The decision, if it stands, will have a substantial impact on lawmaking and budgeting going forward. Legislators may decide to do extensive forward funding programs during an election year, when a new governor is likely to take office. That governor would not be able to reach back and veto funding made and approved in previous years, and may lose the ability to veto for multiple years.
The issue went to court because the Dunleavy Administration argued that appropriating funds that were not yet in hand is unconstitutional.
But Juneau Superior Court Judge Daniel Schally disagreed, writing that “While Alaska’s constitutional framers sought to protect state control over state revenue and to ensure legislative flexibility over the disposition of revenue sources, and to limit certain powers and to avoid certain pitfalls, it is also apparent that the framers did not intend to prevent the state from experimenting and adapting to changing circumstances.”
Scally continued, “Simply put, the forward-funding appropriations here do not constrict the legislature’s power over free disposition of state funds to such a degree that they exceed the legislature’s freedom to experiment and adapt to the changing circumstances and hurdles of the day, particularly in the field of public education.”
Read the entire decision here:
The matter will now go to the Alaska Supreme Court on appeal.
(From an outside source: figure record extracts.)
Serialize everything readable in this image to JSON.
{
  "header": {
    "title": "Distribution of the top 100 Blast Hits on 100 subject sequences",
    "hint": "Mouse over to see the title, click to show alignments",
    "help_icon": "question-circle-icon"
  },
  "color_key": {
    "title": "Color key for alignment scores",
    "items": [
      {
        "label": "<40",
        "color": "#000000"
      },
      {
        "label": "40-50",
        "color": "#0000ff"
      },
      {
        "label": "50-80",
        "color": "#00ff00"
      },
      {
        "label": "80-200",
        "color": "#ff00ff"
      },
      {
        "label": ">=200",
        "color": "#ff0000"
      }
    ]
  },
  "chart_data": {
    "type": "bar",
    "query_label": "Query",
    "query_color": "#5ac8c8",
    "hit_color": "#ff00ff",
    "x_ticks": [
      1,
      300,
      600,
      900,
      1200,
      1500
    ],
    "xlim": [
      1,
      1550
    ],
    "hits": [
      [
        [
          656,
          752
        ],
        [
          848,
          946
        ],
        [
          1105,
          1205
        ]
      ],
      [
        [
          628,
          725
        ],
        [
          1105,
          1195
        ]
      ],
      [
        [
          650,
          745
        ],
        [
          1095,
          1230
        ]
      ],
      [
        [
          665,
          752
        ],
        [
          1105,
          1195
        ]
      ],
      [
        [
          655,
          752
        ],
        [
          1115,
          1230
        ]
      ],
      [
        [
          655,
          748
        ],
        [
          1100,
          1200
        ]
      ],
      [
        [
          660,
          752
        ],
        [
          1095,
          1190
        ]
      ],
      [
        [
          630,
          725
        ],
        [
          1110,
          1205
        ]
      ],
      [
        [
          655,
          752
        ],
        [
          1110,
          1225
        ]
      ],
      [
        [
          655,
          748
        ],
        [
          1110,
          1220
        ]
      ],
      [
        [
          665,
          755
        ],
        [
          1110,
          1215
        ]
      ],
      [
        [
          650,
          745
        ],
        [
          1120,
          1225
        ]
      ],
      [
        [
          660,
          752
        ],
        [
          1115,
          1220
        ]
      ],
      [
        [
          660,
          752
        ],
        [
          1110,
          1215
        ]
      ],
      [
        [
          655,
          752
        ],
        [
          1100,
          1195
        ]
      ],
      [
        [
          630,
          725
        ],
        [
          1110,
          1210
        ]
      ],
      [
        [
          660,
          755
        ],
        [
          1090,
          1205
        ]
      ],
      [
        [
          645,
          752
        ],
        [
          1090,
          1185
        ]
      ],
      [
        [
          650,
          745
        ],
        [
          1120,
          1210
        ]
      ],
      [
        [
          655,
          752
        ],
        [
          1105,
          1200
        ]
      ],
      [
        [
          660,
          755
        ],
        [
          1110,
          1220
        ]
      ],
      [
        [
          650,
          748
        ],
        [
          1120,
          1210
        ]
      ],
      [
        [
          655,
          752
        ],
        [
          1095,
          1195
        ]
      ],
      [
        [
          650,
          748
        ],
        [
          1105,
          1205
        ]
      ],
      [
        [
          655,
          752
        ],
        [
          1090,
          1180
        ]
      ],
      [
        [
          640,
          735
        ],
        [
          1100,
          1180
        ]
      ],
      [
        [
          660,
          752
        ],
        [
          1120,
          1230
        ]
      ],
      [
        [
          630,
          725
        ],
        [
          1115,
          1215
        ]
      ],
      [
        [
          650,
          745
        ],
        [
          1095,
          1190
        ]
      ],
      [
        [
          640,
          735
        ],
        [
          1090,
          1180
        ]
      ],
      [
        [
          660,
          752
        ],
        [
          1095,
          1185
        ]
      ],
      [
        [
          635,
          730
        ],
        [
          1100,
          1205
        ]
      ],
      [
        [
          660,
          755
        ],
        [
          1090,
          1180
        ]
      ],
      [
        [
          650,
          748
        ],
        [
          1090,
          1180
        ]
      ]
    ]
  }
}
“This decision upends the appropriations process as we know it and could lead to one legislature and governor setting the budget five, six or more years in advance,” said Attorney General Kevin Clarkson. “Although the education funding at issue here was only for one year in advance, following the superior court’s logic, there is really no time limit to speak of on the legislature’s decision to future appropriate, aside from political will. By the superior court’s decision, budgeting five years, six years, even 10 years out is fair game.
“We fundamentally do not believe that is what our constitutional framers envisioned when they discussed an annual budgeting process. This issue is too important not to appeal and get final guidance from the Alaska Supreme Court, so we all know going forward what the rules are.”
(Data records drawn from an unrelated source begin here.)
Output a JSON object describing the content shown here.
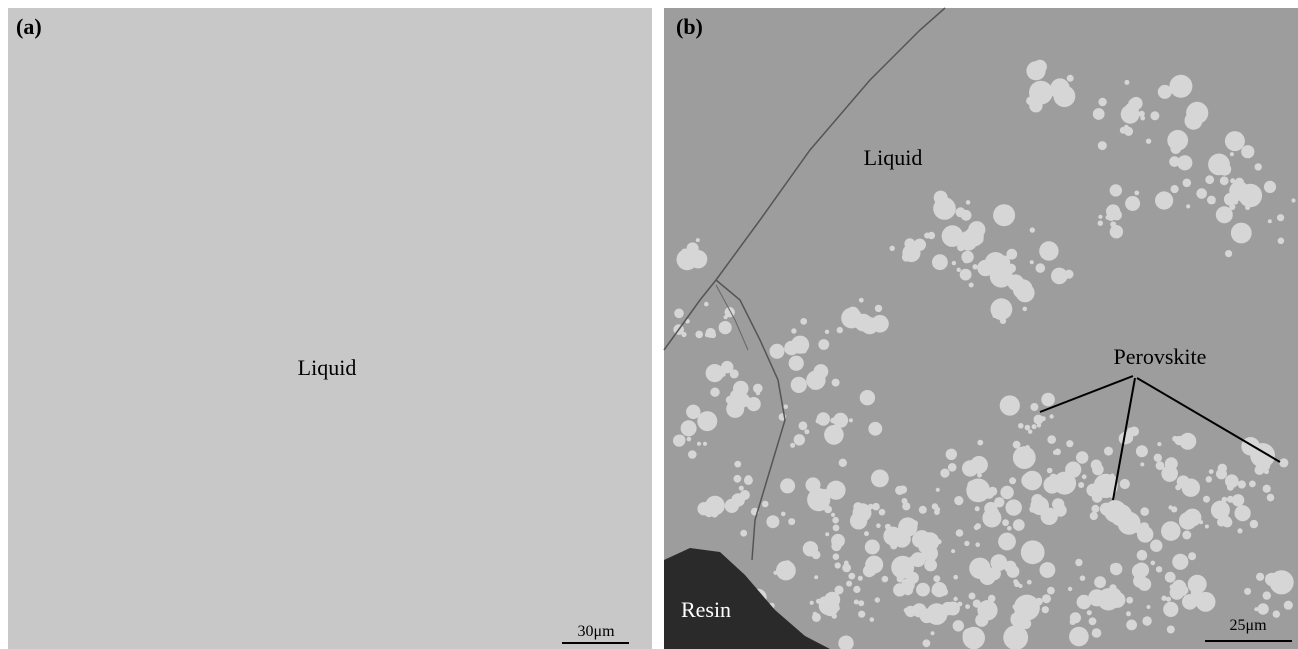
{
  "panels": [
    {
      "label": "(a)",
      "annotations": [
        "Liquid"
      ],
      "scale_bar": "30μm"
    },
    {
      "label": "(b)",
      "annotations": [
        "Liquid",
        "Perovskite",
        "Resin"
      ],
      "scale_bar": "25μm"
    }
  ]
}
In 2018, the Legislature passed an appropriation bill that committed future revenues, not revenues on hand in the State treasury in fiscal year 2019, to pay for education in the future fiscal year 2020.
Clarkson issued a formal Attorney General opinion on May 8, 2019, concluding that the appropriation was unconstitutional and a new appropriation was needed.
The Legislature disagreed and decided not to pass a new appropriation, which left education, in the opinion of the Attorney General, without any constitutional source of funding. The Legislature ultimately sued the governor in order to resolve the dispute.
The Dunleavy Administration has been releasing funds to the education community on a monthly basis under a court-approved stipulation agreed to by both parties.
The current stipulation remains in effect until a final judgment is entered.